Carlos do Carmo: a 'voz de Portugal' despede-se dos palcos

Carlos do Carmo, fado

Source: Image by @porfiriojoao1 via twitter

Foi uma despedida dos palcos em grande apoteose. O Coliseu de Lisboa, a abarrotar. O povo, logo que soube que este era o último concerto de Carlos de Carmo, em poucas horas esgotou os primeiros dois mil bilhetes. Os artistas juntaram-se em peso.


O Portugal político, também ao mais alto nível.

Aliás, até o secretário geral das Nações Unidas, o português António Guterres, de passagem por Lisboa, também esteve na tribuna, tal como o governo em peso e o Presidente da República, aliás, foi este, Marcelo Rebelo de Sousa, a verbalizar o que se sussurrava mas não era dito abertamente: Carlos do Carmo retira-se dos palcos quando tem 80 anos de vida e 60 de carreira, porque a saúde, o coração, não lhe permite continuar.

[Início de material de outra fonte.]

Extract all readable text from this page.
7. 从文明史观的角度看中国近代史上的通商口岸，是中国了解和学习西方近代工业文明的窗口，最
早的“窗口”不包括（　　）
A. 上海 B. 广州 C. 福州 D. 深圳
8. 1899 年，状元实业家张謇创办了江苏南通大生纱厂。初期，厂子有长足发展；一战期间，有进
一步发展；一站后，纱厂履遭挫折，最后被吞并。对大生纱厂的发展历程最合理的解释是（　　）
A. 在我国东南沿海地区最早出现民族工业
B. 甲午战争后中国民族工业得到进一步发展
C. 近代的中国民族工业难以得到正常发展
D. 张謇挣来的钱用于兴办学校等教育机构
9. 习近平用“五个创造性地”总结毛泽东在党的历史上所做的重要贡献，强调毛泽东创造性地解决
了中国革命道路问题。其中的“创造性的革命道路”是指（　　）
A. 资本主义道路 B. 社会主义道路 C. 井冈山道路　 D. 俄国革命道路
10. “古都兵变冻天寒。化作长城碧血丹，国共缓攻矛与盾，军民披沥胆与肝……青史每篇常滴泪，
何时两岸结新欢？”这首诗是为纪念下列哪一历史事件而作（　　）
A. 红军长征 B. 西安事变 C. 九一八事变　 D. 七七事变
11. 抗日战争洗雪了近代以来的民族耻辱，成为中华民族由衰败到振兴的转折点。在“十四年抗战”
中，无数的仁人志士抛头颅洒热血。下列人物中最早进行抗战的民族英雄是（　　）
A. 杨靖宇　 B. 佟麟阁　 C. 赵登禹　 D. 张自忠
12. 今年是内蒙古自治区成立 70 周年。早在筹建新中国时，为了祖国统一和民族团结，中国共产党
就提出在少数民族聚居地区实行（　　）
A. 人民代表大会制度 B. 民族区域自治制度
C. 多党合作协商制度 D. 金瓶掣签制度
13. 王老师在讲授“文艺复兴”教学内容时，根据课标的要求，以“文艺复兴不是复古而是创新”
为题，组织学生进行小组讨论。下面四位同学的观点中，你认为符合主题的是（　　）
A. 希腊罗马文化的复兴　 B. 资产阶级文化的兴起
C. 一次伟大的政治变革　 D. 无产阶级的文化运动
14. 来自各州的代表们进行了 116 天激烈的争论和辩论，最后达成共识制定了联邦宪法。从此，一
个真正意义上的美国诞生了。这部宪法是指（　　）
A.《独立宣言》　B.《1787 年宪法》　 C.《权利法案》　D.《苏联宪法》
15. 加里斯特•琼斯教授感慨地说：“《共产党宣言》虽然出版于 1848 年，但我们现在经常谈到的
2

Carlos do Carmo escolheu retirar-se quando a voz ainda não lhe trai a intenção e a emoção que empresta a cada verso.

Neste adeus aos grandes palcos, o fadista Carlos do Carmo teve no Coliseu de Lisboa uma noite memorável que teve de tudo: das condecorações institucionais em palco a um longo agradecimento a todos os que o levaram até ali. E fados, claro, cantados como se nunca se fosse realmente embora.

Tudo cuidadosamente pensado nesta última subida de Carlos do Carmo a um grande palco. O primeiro verso que lhe ouvimos é “Vim para o fado e fiquei”, do tema com o mesmo título, como se bastasse enquanto explicação para este longo e frutuoso percurso.

Depois do arranque com Vim para o fado e fiquei, talvez a acusar ainda o nervosismo, o arranque da sua última grande noite em palco ou simplesmente ainda a precisar de aquecer, logo a seguir Gaivota já voava bem alto, a sua voz inconfundível não precisando de se proteger, resguardar ou jogar à defesa.

E erguia já aquele seu estilo característico de quem mastiga e solta as palavras com total controlo, para quem o canto namora a palavra dita, numa elegância que aprendeu a escutar a sua mãe, mas também colheu de Frank Sinatra – e isso torna-se ainda mais explícito quando, a meio do concerto, é exibido um vídeo dele com a Count Basie Orchestra, enquanto canta I’ve got you under my skin.

Seguidamente a juntar aos vários temas em que revisita o seu reportório, não falhando nos obrigatórios Os putos, Lisboa menina e moça, Cacilheiro, Homem das castanhas, Um homem na cidade ou Canoas no Tejo, há uma série de vídeos que intercalam ou acompanham as interpretações. E são uma forma de não apenas recordar a sua carreira, mas também de transformar o espetáculo num contínuo agradecimento do fadista àqueles que lhe amparam a voz e lhe dão o espaço para que possa espalhar o charme da sua arte.
Ao cantar Olhos garotos, do reportório de Lucília do Carmo, homenageia a sua mãe; ao entregar-se à narrativa de Os putos, vemos atrás de si imagens de Ary dos Santos, um dos parceiros artísticos fundamentais da sua carreira; ao sentar-se, silencioso, enquanto corre o vídeo da magnífica e tocante interpretação do tradicional açoriano O sol préguntou à lua, sublinha a saudade de Bernardo Sassetti tragicamente desaparecido; ao passar, brilhantemente, por Estranha forma de vida é também Amália que está a ser lembrada.

Com enorme coragem e tocante simbolismo, Carlos do Carmo escolheu despedir-se com Por morrer uma andorinha. O fado não se retira também agora que Carlos do Carmo sai de cena. Pelo contrário, goza de uma enorme vitalidade.